If you have a large number of examples, you may need to select which ones to include in the prompt. The Example Selector is the class responsible for doing so.

The base interface is defined as below:

class BaseExampleSelector(ABC):
"""Interface for selecting examples to include in prompts."""

@abstractmethod
def select_examples(self, input_variables: Dict[str, str]) -> List[dict]:
"""Select which examples to use based on the inputs."""

@abstractmethod
def add_example(self, example: Dict[str, str]) -> Any:
"""Add new example to store."""

The only method it needs to define is a select_examples method. This takes in the input variables and then returns a list of examples. It is up to each specific implementation as to how those examples are selected.

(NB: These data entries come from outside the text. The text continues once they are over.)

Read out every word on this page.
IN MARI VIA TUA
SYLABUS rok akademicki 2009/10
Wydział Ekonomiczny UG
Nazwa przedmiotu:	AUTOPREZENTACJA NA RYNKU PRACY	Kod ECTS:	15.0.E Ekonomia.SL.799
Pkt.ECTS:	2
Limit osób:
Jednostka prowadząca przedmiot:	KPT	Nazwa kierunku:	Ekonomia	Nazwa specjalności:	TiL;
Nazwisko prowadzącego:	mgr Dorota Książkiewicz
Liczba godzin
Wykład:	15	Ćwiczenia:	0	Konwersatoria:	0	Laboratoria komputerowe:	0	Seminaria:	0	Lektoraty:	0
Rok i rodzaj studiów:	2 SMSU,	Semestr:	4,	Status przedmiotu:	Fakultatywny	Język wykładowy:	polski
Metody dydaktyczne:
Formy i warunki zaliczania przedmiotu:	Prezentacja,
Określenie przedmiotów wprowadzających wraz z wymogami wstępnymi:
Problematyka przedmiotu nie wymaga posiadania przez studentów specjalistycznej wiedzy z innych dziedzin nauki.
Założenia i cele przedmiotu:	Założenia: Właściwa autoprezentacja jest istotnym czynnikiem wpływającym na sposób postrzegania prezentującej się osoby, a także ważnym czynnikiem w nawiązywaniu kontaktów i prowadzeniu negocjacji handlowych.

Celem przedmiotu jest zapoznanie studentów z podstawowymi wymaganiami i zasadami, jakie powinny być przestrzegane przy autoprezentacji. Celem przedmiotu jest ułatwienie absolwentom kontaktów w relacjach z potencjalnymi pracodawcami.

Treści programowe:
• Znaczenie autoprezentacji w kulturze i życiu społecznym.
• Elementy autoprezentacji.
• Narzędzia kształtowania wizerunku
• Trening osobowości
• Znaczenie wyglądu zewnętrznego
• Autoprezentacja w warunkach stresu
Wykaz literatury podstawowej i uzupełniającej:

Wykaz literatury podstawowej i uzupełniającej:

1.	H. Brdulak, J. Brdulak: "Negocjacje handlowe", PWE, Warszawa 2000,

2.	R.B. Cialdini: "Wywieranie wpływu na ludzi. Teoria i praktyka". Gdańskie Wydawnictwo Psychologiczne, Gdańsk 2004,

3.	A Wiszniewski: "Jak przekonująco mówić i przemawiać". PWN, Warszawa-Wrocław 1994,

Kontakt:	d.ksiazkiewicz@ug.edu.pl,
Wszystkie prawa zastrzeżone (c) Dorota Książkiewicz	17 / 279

LangChain has a few different types of example selectors. For an overview of all these types, see the below table.

In this guide, we will walk through creating a custom example selector.

Examples​

In order to use an example selector, we need to create a list of examples. These should generally be example inputs and outputs. For this demo purpose, let's imagine we are selecting examples of how to translate English to Italian.

examples = [
{"input": "hi", "output": "ciao"},
{"input": "bye", "output": "arrivederci"},
{"input": "soccer", "output": "calcio"},
]

Custom Example Selector​

Let's write an example selector that chooses what example to pick based on the length of the word.

from langchain_core.example_selectors.base import BaseExampleSelector


class CustomExampleSelector(BaseExampleSelector):
def __init__(self, examples):
self.examples = examples

def add_example(self, example):
self.examples.append(example)

def select_examples(self, input_variables):
# This assumes knowledge that part of the input will be a 'text' key
new_word = input_variables["input"]
new_word_length = len(new_word)

# Initialize variables to store the best match and its length difference
best_match = None
smallest_diff = float("inf")

# Iterate through each example
for example in self.examples:
# Calculate the length difference with the first word of the example
current_diff = abs(len(example["input"]) - new_word_length)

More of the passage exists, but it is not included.